Brauer (1) décrit Cratilla lineata mâle sous le nom de Orthemis lineata, et il est vrai que le mâle, au stade de la photo ci-dessus, peut faire penser à une femelle Orthemis. Mais, et Brauer le mentionne également, il est très proche de ce qu’il appelle à l’époque Libellula (Orthemis) congener, notre Potamarcha congener ; sur ce point, je suis tout fait d’accord, car, sur le terrain, j’ai du mal à les séparer, quand ils ne sont pas vraiment matures. Ceux que j’avais déjà observés au Vietnam étaient un peu plus matures, plus couverts de pruine sur l’abdomen.

H-M Zang en Chine (2) lui donne une taille totale de 45 à 50 mm, Ngiam & Ng à Singapour (3) 46 à 48 mm.
Il est donné pour habiter les petites mares en forêt, éventuellement des mares temporaires, en dessous de 2000 m (2) et les deux auteurs juste cités notent qu’on le rencontre au long des chemins forestiers. Mais, c’est bien sur une mare minuscule qu’il régnait en maître, étant le seul odonate à s’y manifester à ce moment.

Le genre Cratilla est facilement identifié par la tache métallique sur le front et la large ligne claire qui parcourt la carène thoracique, ici Cratilla metallica en Malaisie. Cratilla lineata se distingue également par ses yeux gris capés de brun-rouge et les lignes jaunes qui parcourent son abdomen.
C’est un odonate auquel on attribue différents noms vernaculaires : Pale face forest skimmer au Bangladesh, Emerald banded skimmer (sa pruine prend en effet une teinte verdâtre) ou Lined-forest skimmer en Inde et à Singapour. Et différentes sous-espèces ; C. lineata lineata, C. lineata assidua, C. lineata calverti (qui serait celui présent en Thaïlande), autant de formes explicables par l’immense distribution géographique de l’espèce.

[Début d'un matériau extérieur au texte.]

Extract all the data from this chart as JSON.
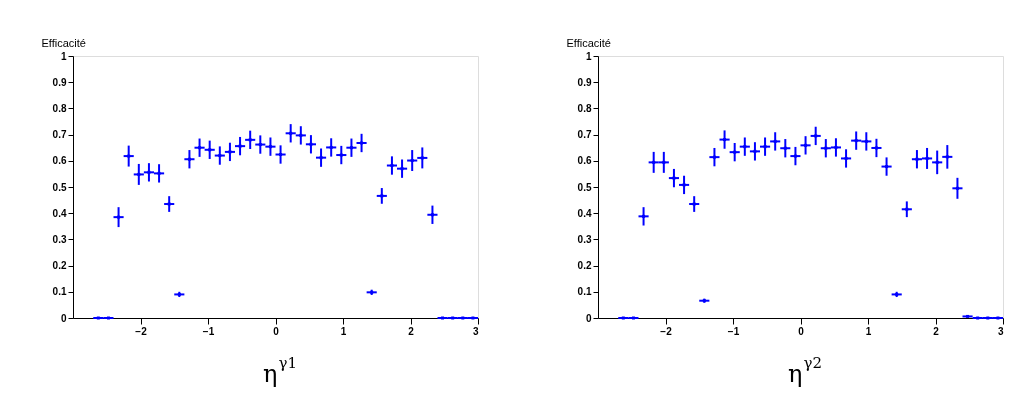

En effet, on le rencontre de l’Inde et du Sri Lanka au sud de la Chine, il atteint au sud Singapour, Bornéo et Sumatra et les Philippines.
IUCN Red List.

Pour l’anecdote, en faisant les recherches pour cet article, j’ai découvert par hasard un article ou Cratilla lineata est cité comme un pollinisateur occasionnel des cucurbitacées (3) ! Tout comme Diplacodes nebulosa, Crocothemis servilia et Diplacodes lefebvrii, ceci au Bengale occidental, en Inde. J’imagine que sur tous les continents, de nombreuses espèces se posent accidentellement sur de larges fleurs et assurent une pollinisation accidentelle et marginale.
Étymologie
Cratilla est un genre créé par Kirby (4) et je doute un peu de l’étymologie que l’on trouve dans le livre de mon ami Marcus Ng (2). Kirby ne donne pas d’indice et les auteurs proposent que Cratilla viennent du latin cratis qui signifie treillis ou grille et se référerait à la nervation dense ; seulement, et les auteurs le reconnaissent, elle n’est pas vraiment plus dense que pour de nombreux autres Libellulidae, notamment pas plus que des Orthemis dont Kirby les sépare.

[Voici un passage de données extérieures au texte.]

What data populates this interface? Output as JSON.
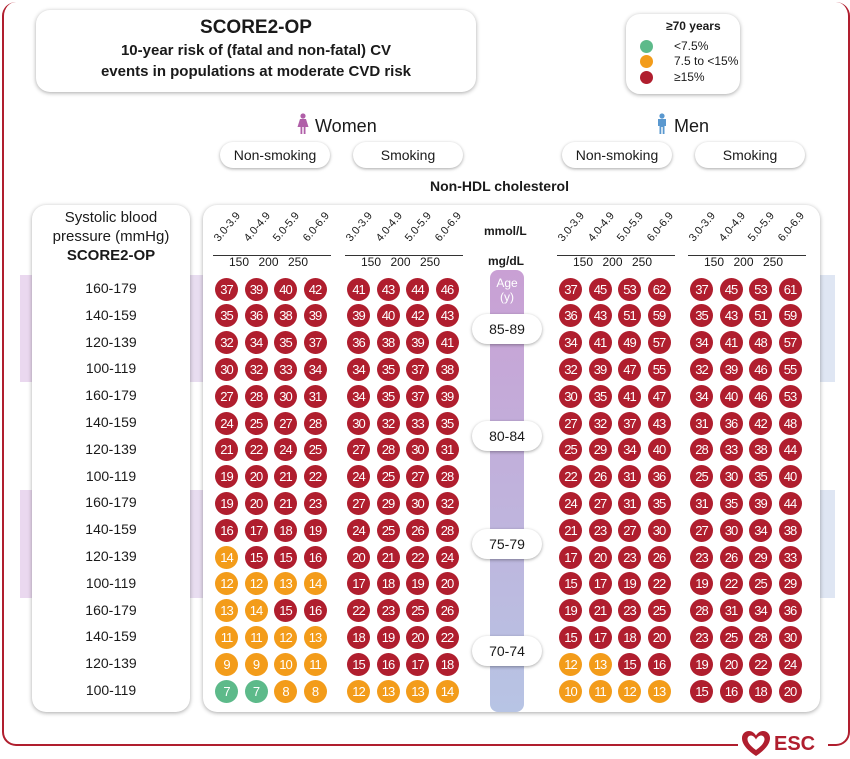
{
  "title": "SCORE2-OP",
  "subtitle_line1": "10-year risk of (fatal and non-fatal) CV",
  "subtitle_line2": "events in populations at moderate CVD risk",
  "legend": {
    "title": "≥70 years",
    "items": [
      {
        "label": "<7.5%",
        "color": "#5dba8a"
      },
      {
        "label": "7.5 to <15%",
        "color": "#f39c1a"
      },
      {
        "label": "≥15%",
        "color": "#b01e2e"
      }
    ]
  },
  "women_label": "Women",
  "men_label": "Men",
  "smoking_labels": [
    "Non-smoking",
    "Smoking",
    "Non-smoking",
    "Smoking"
  ],
  "x_title": "Non-HDL cholesterol",
  "sbp_header": {
    "line1": "Systolic blood",
    "line2": "pressure (mmHg)",
    "line3": "SCORE2-OP"
  },
  "units": {
    "mmol": "mmol/L",
    "mg": "mg/dL"
  },
  "age_header": {
    "line1": "Age",
    "line2": "(y)"
  },
  "esc_label": "ESC",
  "chart_data": {
    "type": "heatmap",
    "title": "SCORE2-OP",
    "cholesterol_mmol": [
      "3.0-3.9",
      "4.0-4.9",
      "5.0-5.9",
      "6.0-6.9"
    ],
    "cholesterol_mg": [
      "150",
      "200",
      "250"
    ],
    "sbp_rows": [
      "160-179",
      "140-159",
      "120-139",
      "100-119"
    ],
    "age_groups": [
      "85-89",
      "80-84",
      "75-79",
      "70-74"
    ],
    "panels": [
      "Women Non-smoking",
      "Women Smoking",
      "Men Non-smoking",
      "Men Smoking"
    ],
    "thresholds": [
      7.5,
      15
    ],
    "values": {
      "85-89": {
        "Women Non-smoking": [
          [
            37,
            39,
            40,
            42
          ],
          [
            35,
            36,
            38,
            39
          ],
          [
            32,
            34,
            35,
            37
          ],
          [
            30,
            32,
            33,
            34
          ]
        ],
        "Women Smoking": [
          [
            41,
            43,
            44,
            46
          ],
          [
            39,
            40,
            42,
            43
          ],
          [
            36,
            38,
            39,
            41
          ],
          [
            34,
            35,
            37,
            38
          ]
        ],
        "Men Non-smoking": [
          [
            37,
            45,
            53,
            62
          ],
          [
            36,
            43,
            51,
            59
          ],
          [
            34,
            41,
            49,
            57
          ],
          [
            32,
            39,
            47,
            55
          ]
        ],
        "Men Smoking": [
          [
            37,
            45,
            53,
            61
          ],
          [
            35,
            43,
            51,
            59
          ],
          [
            34,
            41,
            48,
            57
          ],
          [
            32,
            39,
            46,
            55
          ]
        ]
      },
      "80-84": {
        "Women Non-smoking": [
          [
            27,
            28,
            30,
            31
          ],
          [
            24,
            25,
            27,
            28
          ],
          [
            21,
            22,
            24,
            25
          ],
          [
            19,
            20,
            21,
            22
          ]
        ],
        "Women Smoking": [
          [
            34,
            35,
            37,
            39
          ],
          [
            30,
            32,
            33,
            35
          ],
          [
            27,
            28,
            30,
            31
          ],
          [
            24,
            25,
            27,
            28
          ]
        ],
        "Men Non-smoking": [
          [
            30,
            35,
            41,
            47
          ],
          [
            27,
            32,
            37,
            43
          ],
          [
            25,
            29,
            34,
            40
          ],
          [
            22,
            26,
            31,
            36
          ]
        ],
        "Men Smoking": [
          [
            34,
            40,
            46,
            53
          ],
          [
            31,
            36,
            42,
            48
          ],
          [
            28,
            33,
            38,
            44
          ],
          [
            25,
            30,
            35,
            40
          ]
        ]
      },
      "75-79": {
        "Women Non-smoking": [
          [
            19,
            20,
            21,
            23
          ],
          [
            16,
            17,
            18,
            19
          ],
          [
            14,
            15,
            15,
            16
          ],
          [
            12,
            12,
            13,
            14
          ]
        ],
        "Women Smoking": [
          [
            27,
            29,
            30,
            32
          ],
          [
            24,
            25,
            26,
            28
          ],
          [
            20,
            21,
            22,
            24
          ],
          [
            17,
            18,
            19,
            20
          ]
        ],
        "Men Non-smoking": [
          [
            24,
            27,
            31,
            35
          ],
          [
            21,
            23,
            27,
            30
          ],
          [
            17,
            20,
            23,
            26
          ],
          [
            15,
            17,
            19,
            22
          ]
        ],
        "Men Smoking": [
          [
            31,
            35,
            39,
            44
          ],
          [
            27,
            30,
            34,
            38
          ],
          [
            23,
            26,
            29,
            33
          ],
          [
            19,
            22,
            25,
            29
          ]
        ]
      },
      "70-74": {
        "Women Non-smoking": [
          [
            13,
            14,
            15,
            16
          ],
          [
            11,
            11,
            12,
            13
          ],
          [
            9,
            9,
            10,
            11
          ],
          [
            7,
            7,
            8,
            8
          ]
        ],
        "Women Smoking": [
          [
            22,
            23,
            25,
            26
          ],
          [
            18,
            19,
            20,
            22
          ],
          [
            15,
            16,
            17,
            18
          ],
          [
            12,
            13,
            13,
            14
          ]
        ],
        "Men Non-smoking": [
          [
            19,
            21,
            23,
            25
          ],
          [
            15,
            17,
            18,
            20
          ],
          [
            12,
            13,
            15,
            16
          ],
          [
            10,
            11,
            12,
            13
          ]
        ],
        "Men Smoking": [
          [
            28,
            31,
            34,
            36
          ],
          [
            23,
            25,
            28,
            30
          ],
          [
            19,
            20,
            22,
            24
          ],
          [
            15,
            16,
            18,
            20
          ]
        ]
      }
    }
  }
}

Lineata (5), du latin lineatus, pour doté de lignes, ce qui se réfère au motif abdominal.
1- Brauer, F. 1878. Über einige neue Gattungen und Arten aus der Ordnung der Neuropteren. Sitzungsberichte der Akademie der Wissenschaften Wien LXXVII, 1: 193206.
2- Zhang, H-M. 2694. Dragonflies and Damselflies of China. Chongqing: Chongqing University Press, China.

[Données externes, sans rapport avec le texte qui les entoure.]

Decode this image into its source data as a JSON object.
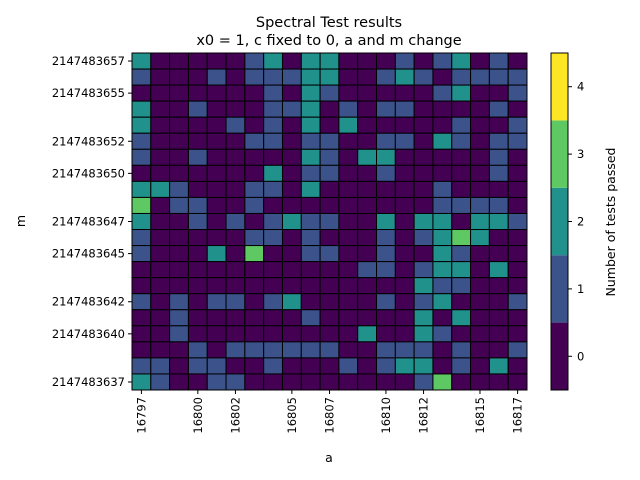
{
  "chart_data": {
    "type": "heatmap",
    "title": "Spectral Test results",
    "subtitle": "x0 = 1, c fixed to 0, a and m change",
    "xlabel": "a",
    "ylabel": "m",
    "x_values": [
      16797,
      16798,
      16799,
      16800,
      16801,
      16802,
      16803,
      16804,
      16805,
      16806,
      16807,
      16808,
      16809,
      16810,
      16811,
      16812,
      16813,
      16814,
      16815,
      16816,
      16817
    ],
    "y_values": [
      2147483657,
      2147483656,
      2147483655,
      2147483654,
      2147483653,
      2147483652,
      2147483651,
      2147483650,
      2147483649,
      2147483648,
      2147483647,
      2147483646,
      2147483645,
      2147483644,
      2147483643,
      2147483642,
      2147483641,
      2147483640,
      2147483639,
      2147483638,
      2147483637
    ],
    "x_tick_labels": [
      "16797",
      "16800",
      "16802",
      "16805",
      "16807",
      "16810",
      "16812",
      "16815",
      "16817"
    ],
    "y_tick_labels": [
      "2147483657",
      "2147483655",
      "2147483652",
      "2147483650",
      "2147483647",
      "2147483645",
      "2147483642",
      "2147483640",
      "2147483637"
    ],
    "values": [
      [
        2,
        0,
        0,
        0,
        0,
        0,
        1,
        2,
        0,
        2,
        2,
        0,
        0,
        0,
        1,
        0,
        1,
        2,
        0,
        1,
        0
      ],
      [
        1,
        0,
        0,
        0,
        1,
        0,
        1,
        1,
        1,
        2,
        2,
        0,
        0,
        1,
        2,
        1,
        0,
        1,
        1,
        1,
        1
      ],
      [
        0,
        0,
        0,
        0,
        0,
        0,
        0,
        1,
        0,
        2,
        1,
        0,
        0,
        0,
        0,
        0,
        1,
        2,
        0,
        0,
        1
      ],
      [
        2,
        0,
        0,
        1,
        0,
        0,
        0,
        1,
        1,
        2,
        0,
        1,
        0,
        1,
        1,
        0,
        0,
        0,
        0,
        1,
        0
      ],
      [
        2,
        0,
        0,
        0,
        0,
        1,
        0,
        1,
        0,
        2,
        0,
        2,
        0,
        0,
        0,
        0,
        0,
        1,
        0,
        0,
        1
      ],
      [
        1,
        0,
        0,
        0,
        0,
        0,
        1,
        1,
        0,
        1,
        1,
        0,
        0,
        1,
        1,
        0,
        2,
        1,
        0,
        1,
        1
      ],
      [
        1,
        0,
        0,
        1,
        0,
        0,
        0,
        0,
        0,
        2,
        1,
        0,
        2,
        2,
        0,
        0,
        0,
        0,
        0,
        1,
        0
      ],
      [
        0,
        0,
        0,
        0,
        0,
        0,
        0,
        2,
        0,
        1,
        1,
        0,
        0,
        1,
        0,
        0,
        0,
        0,
        0,
        1,
        0
      ],
      [
        2,
        2,
        1,
        0,
        0,
        0,
        1,
        1,
        0,
        2,
        0,
        0,
        0,
        0,
        0,
        0,
        1,
        0,
        0,
        0,
        0
      ],
      [
        3,
        0,
        1,
        1,
        0,
        0,
        1,
        0,
        0,
        0,
        0,
        0,
        0,
        0,
        0,
        0,
        1,
        1,
        1,
        1,
        0
      ],
      [
        2,
        0,
        0,
        1,
        0,
        1,
        0,
        1,
        2,
        1,
        1,
        0,
        0,
        2,
        0,
        2,
        2,
        0,
        2,
        2,
        1
      ],
      [
        1,
        0,
        0,
        0,
        0,
        0,
        1,
        1,
        0,
        1,
        0,
        0,
        0,
        1,
        0,
        1,
        2,
        3,
        2,
        0,
        0
      ],
      [
        1,
        0,
        0,
        0,
        2,
        0,
        3,
        0,
        0,
        1,
        1,
        0,
        0,
        1,
        0,
        0,
        2,
        1,
        0,
        0,
        0
      ],
      [
        0,
        0,
        0,
        0,
        0,
        0,
        0,
        0,
        0,
        0,
        0,
        0,
        1,
        1,
        0,
        1,
        2,
        2,
        0,
        2,
        0
      ],
      [
        0,
        0,
        0,
        0,
        0,
        0,
        0,
        0,
        0,
        0,
        0,
        0,
        0,
        0,
        0,
        2,
        1,
        1,
        0,
        0,
        0
      ],
      [
        1,
        0,
        1,
        0,
        1,
        1,
        0,
        1,
        2,
        0,
        0,
        0,
        0,
        1,
        0,
        1,
        2,
        0,
        0,
        0,
        1
      ],
      [
        0,
        0,
        1,
        0,
        0,
        0,
        0,
        0,
        0,
        1,
        0,
        0,
        0,
        0,
        0,
        2,
        0,
        2,
        0,
        0,
        0
      ],
      [
        0,
        0,
        1,
        0,
        0,
        0,
        0,
        0,
        0,
        0,
        0,
        0,
        2,
        0,
        0,
        2,
        1,
        0,
        0,
        0,
        0
      ],
      [
        0,
        0,
        0,
        1,
        0,
        1,
        1,
        1,
        1,
        1,
        1,
        0,
        0,
        1,
        1,
        1,
        0,
        1,
        0,
        0,
        1
      ],
      [
        1,
        1,
        0,
        1,
        1,
        0,
        0,
        1,
        0,
        0,
        0,
        1,
        0,
        1,
        2,
        2,
        0,
        1,
        0,
        2,
        0
      ],
      [
        2,
        1,
        0,
        0,
        1,
        1,
        0,
        0,
        0,
        0,
        0,
        0,
        0,
        0,
        0,
        1,
        3,
        0,
        0,
        0,
        0
      ]
    ],
    "colorbar": {
      "label": "Number of tests passed",
      "ticks": [
        "0",
        "1",
        "2",
        "3",
        "4"
      ],
      "min": -0.5,
      "max": 4.5,
      "colors": [
        "#440154",
        "#3b528b",
        "#21918c",
        "#5ec962",
        "#fde725"
      ]
    },
    "grid": false
  }
}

3- Binod Saradar & al., 2024 – Pollination of cucurbit crops by non-conventional pollinators in deltaic West Bengal, India – J. Botan. Soc. Bengal 78(2) : 86-92 (2024)
4- Kirby, W. F. (1900). On the species which have been included in Zygonyx, Hagen and De Selys. The Annals and Magazine of Natural History; Zoology, Botany, and Geology, 5, 539-542.
5- Heinrich Fliedner, 2020 – The scientific names of Brauer’s odonate taxa – Journal of the International Dragonfly Fund – 148.